Current evidence doesn’t indicate that fluoride at the levels added to community water is unsafe

Virtually any substance, even water, can be toxic in excessive amounts. Fluoride is no exception.

In some regions, water supplies contain naturally high levels of fluoride that can cause health problems[4]. One common effect of fluoride overexposure is permanent tooth discoloration in children, called dental fluorosis. Over time, exposure to very high amounts of fluoride can cause this mineral to progressively accumulate in the bone. This condition, called skeletal fluorosis, can lead to severe bone and joint damage.

Over the past decade, numerous studies have evaluated the potential impact of fluoride exposure on neurodevelopment and cognition in human populations[5]. In general, older studies have the same limitations as the meta-analysis by Choi et al., namely, high fluoride exposures and a lack of adequate controls[5].

More recent and better-controlled studies specifically evaluating the effects of low fluoride levels on neurodevelopment and cognition have produced inconsistent results[6-10].

One study in Canada reported differences in the IQ scores of three and four-year-olds depending on the fluoride levels detected in their mothers’ urine during pregnancy[6]. However, the study only showed differences in boys but not in girls, and some experts raised concerns about the study’s methodology.

Other recent studies followed participants over time and measured IQ scores at different ages. These studies found either no difference in the IQ scores of children exposed to fluoridated water compared to those unexposed[8] or even reported higher IQ scores among children exposed to fluoridated water[9].

A 2023 meta-analysis of eight studies evaluating the effect of fluoride exposure at the levels recommended for community water fluoridation found no association between fluoride exposure and reduced IQ in children[10].

Very high doses of fluoride, far above the recommended levels for water fluoridation, have shown neurotoxicity in laboratory settings. But overall, current evidence from studies evaluating low fluoride exposures in animals and human populations doesn’t indicate that the low levels of fluoride added to community water cause neurodevelopmental problems[10,11].

In contrast, the benefits of community water fluoridation for dental health are well documented.

The CDC states that drinking fluoridated water “reduces cavities by about 25% in children and adults“. Because of its important role in reducing tooth decay, the CDC included water fluoridation as one of the Ten Great Public Health Achievements of the 20th century.

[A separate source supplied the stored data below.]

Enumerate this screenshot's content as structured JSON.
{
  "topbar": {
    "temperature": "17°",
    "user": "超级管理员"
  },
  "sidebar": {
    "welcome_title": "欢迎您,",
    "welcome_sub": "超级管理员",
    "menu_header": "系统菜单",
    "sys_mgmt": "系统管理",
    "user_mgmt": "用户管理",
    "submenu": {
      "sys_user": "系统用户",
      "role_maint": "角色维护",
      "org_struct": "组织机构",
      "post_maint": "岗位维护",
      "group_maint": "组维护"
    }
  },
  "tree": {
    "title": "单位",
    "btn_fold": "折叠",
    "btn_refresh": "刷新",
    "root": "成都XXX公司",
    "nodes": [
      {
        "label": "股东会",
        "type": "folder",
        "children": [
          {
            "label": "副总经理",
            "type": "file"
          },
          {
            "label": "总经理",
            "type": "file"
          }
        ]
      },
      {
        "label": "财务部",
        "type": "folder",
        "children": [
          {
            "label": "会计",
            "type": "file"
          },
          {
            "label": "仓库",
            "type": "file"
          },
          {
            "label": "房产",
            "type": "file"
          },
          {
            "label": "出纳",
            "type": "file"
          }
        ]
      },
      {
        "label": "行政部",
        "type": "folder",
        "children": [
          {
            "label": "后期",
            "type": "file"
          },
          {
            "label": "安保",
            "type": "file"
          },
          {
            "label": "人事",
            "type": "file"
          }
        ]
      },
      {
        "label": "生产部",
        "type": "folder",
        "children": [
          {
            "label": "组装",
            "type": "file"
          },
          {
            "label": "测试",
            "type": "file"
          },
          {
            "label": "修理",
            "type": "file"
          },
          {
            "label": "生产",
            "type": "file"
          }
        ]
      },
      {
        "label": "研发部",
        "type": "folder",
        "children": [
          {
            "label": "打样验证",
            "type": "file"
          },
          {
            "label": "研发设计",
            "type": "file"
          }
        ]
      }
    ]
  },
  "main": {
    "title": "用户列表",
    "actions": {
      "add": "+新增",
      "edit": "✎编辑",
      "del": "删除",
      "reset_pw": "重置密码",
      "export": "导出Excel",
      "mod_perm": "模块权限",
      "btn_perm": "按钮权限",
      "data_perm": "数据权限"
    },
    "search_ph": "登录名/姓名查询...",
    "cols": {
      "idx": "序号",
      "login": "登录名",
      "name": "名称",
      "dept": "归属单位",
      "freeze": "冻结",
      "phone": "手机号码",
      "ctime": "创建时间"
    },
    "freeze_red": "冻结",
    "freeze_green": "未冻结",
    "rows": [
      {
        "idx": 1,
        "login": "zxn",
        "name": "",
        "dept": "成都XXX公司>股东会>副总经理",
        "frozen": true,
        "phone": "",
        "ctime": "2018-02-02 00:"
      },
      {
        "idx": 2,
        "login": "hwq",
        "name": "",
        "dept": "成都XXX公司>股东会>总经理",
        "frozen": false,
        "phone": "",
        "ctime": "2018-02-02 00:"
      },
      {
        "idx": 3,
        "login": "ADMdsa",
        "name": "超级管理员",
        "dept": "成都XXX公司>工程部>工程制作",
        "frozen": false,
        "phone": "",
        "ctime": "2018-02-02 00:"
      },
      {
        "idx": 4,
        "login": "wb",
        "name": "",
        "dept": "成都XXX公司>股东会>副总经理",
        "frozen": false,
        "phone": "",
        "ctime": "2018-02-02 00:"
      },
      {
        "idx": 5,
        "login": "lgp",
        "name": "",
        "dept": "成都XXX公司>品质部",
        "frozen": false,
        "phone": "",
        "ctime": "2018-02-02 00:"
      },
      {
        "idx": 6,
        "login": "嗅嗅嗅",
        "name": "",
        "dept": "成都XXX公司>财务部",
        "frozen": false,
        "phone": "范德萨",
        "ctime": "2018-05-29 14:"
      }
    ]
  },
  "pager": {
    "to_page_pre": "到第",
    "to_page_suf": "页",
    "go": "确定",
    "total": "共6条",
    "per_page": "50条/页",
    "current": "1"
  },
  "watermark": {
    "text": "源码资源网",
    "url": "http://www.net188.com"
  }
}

Medical associations, including the American Dental Association, the American Academy of Pediatrics, the American Academy of Pediatric Dentistry, and the American Association for Dental, Oral, and Craniofacial Research, also endorse community water fluoridation as a safe and effective strategy to prevent tooth decay.

Conclusion

Contrary to social media claims, a 2024 NTP monograph evaluating the effect of fluoride exposure on cognition didn’t show that community water fluoridation lowers IQ. These claims misrepresent the results of the NTP assessment, which only found an association between fluoride and lower IQ at levels that are more than twice the amounts added to community water in some countries.

These high fluoride levels don’t result from community water fluoridation but occur naturally in water supplies in some regions. Exposure to such high levels is known to cause health problems such as dental and skeletal fluorosis. Some studies suggest it might also lead to lower IQ in children. However, many of these studies were also poorly controlled and don’t provide enough evidence that fluoride specifically is responsible for lower IQ in children.

More recently, studies investigating fluoride’s effects on cognition based on exposures representative of community water fluoridation have produced conflicting results. This highlights the need for high-quality studies to better understand the effects of fluoride exposure in humans. Overall, available evidence indicates that community water fluoridation is a safe and effective strategy to reduce tooth decay and improve oral health in the community.